I Pinegrove non sono di certo una sorpresa in questo 2016 e l’occhio lungo di Run For Cover ha potuto dare visibilità al loro progetto. Cardinal riesce a far coesistere: il lo-fi, l’alt folk e l’emo, una band fatta di sottili equilibri, sempre sul punto di tracimare oltre la diga di emozioni recondite; tre stanze che al loro interno contengono il passato, il presente e il futuro, dove echeggiano persone, parole e fragorosi silenzi.

Porches
Pool

Aaron Maine ci trasporta su un dancefloor preparato all’ultimo momento con dei pezzi trovati lungo il proprio cammino. Le chitarre vengono lasciate in cantina soppiantate, totalmente, dalle lucide tastiere anni ’80. La piscina è un letto, l’acqua è orgasmo e la notte diventa un luogo dove vivere tutti i giorni della nostra frenetica vita, finalmente con pigrizia e tranquillità. Pool è leggerezza dove le parole non sono solo la superficie, ma colpiscono nel profondo.

American Football
American Football

Sarebbe troppo semplice snobbare il ritorno degli American Football perché troppo legati al capolavoro del 1999, o semplicemente perché fuori tempo massimo. La verità è che Mike Kinsella è cresciuto, la sua esperienza come Owen si sente, ma va benissimo così.

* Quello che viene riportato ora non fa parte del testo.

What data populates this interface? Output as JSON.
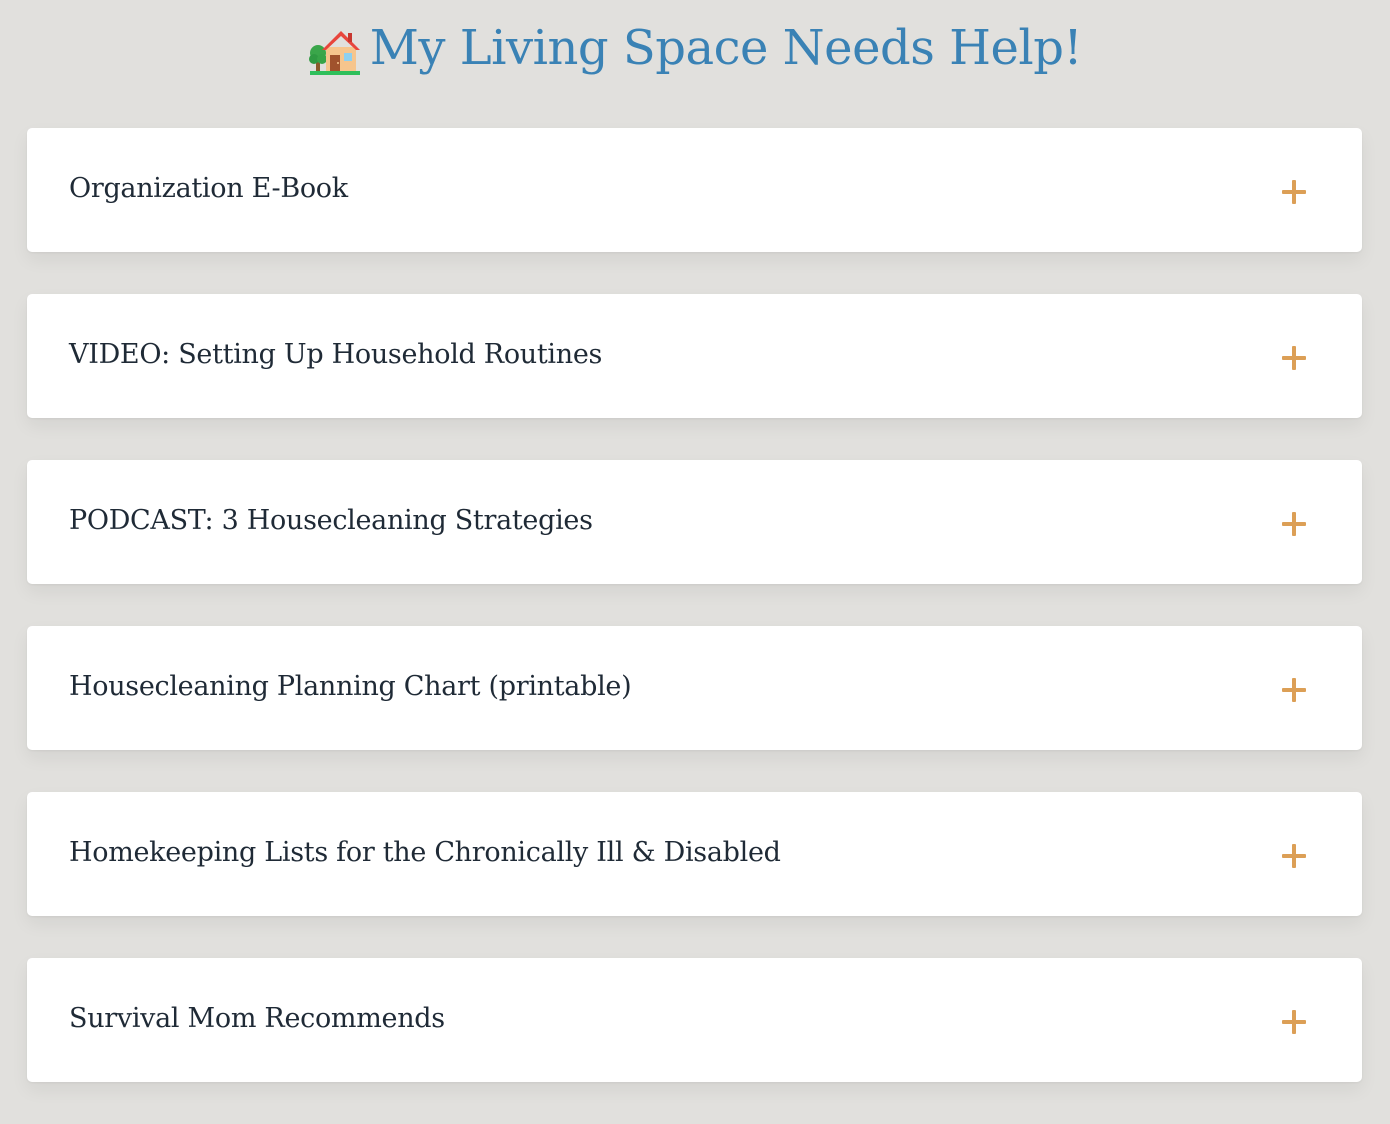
{
  "header": {
    "icon": "house-with-garden-icon",
    "title": "My Living Space Needs Help!"
  },
  "accordion": {
    "items": [
      {
        "label": "Organization E-Book",
        "icon": "plus-icon"
      },
      {
        "label": "VIDEO: Setting Up Household Routines",
        "icon": "plus-icon"
      },
      {
        "label": "PODCAST: 3 Housecleaning Strategies",
        "icon": "plus-icon"
      },
      {
        "label": "Housecleaning Planning Chart (printable)",
        "icon": "plus-icon"
      },
      {
        "label": "Homekeeping Lists for the Chronically Ill & Disabled",
        "icon": "plus-icon"
      },
      {
        "label": "Survival Mom Recommends",
        "icon": "plus-icon"
      }
    ]
  },
  "colors": {
    "background": "#e1e0dd",
    "title": "#3a82b5",
    "text": "#1f2a36",
    "accent_plus": "#dc9f56",
    "card": "#ffffff"
  }
}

Gli American Football oggi sono un gruppo di amici che hanno deciso di riprendere il filo di un discorso interrotto troppi anni fa, e che nelle pieghe di quegli arpeggi e di quei testi hanno ritrovato loro stessi, diciassette anni dopo.

Andy Stott
Too Many Voices

L’album del 2016 di Andy Stott è quello che ne determina una virata rispetto a quanto ci aveva abituato, seppur non così decisa. Too Many Voices è un album con tracce mediamente lunghe, notturne e nostalgiche, alle volte cupe ma in un contesto, quello dell’album, che si lascia ascoltare senza tanti patemi. Forgotten con i suoi suoni pitchati e discendenti è forse una delle migliori dell’album, con una bassline che la rende il sotto testo ideale di un viaggio in notturna in autostrada. Così come la title track che conclude l’album: una voce eterea sopra un basso cupo che va a costruire un climax che alterna calma ad atteggiamenti ansiogeni, come nei movimenti della danza moderna.

PJ Harvey
The Hope Six Demolition Project

Il rock di Polly Jean non ha bisogno di troppi aggettivi che lo distinguano da quello con cui nel 1992 in Happy Bleeding celebrava la perdita della sua verginità, ma è da tempo che la sua sensualità innata ha smesso di aver bisogno di coprirsi di rossetto rosso e sfacciataggine. Tra le contraddizioni dell’America e gli scenari post bellici di Kosovo e Afghanistan, il songwriting di PJ si fa cronaca che vive di dettagli, impersonale e allo stesso tempo estremamente toccante, in nuovi territori sonori in cui si muove con una fluidità inedita e solenne.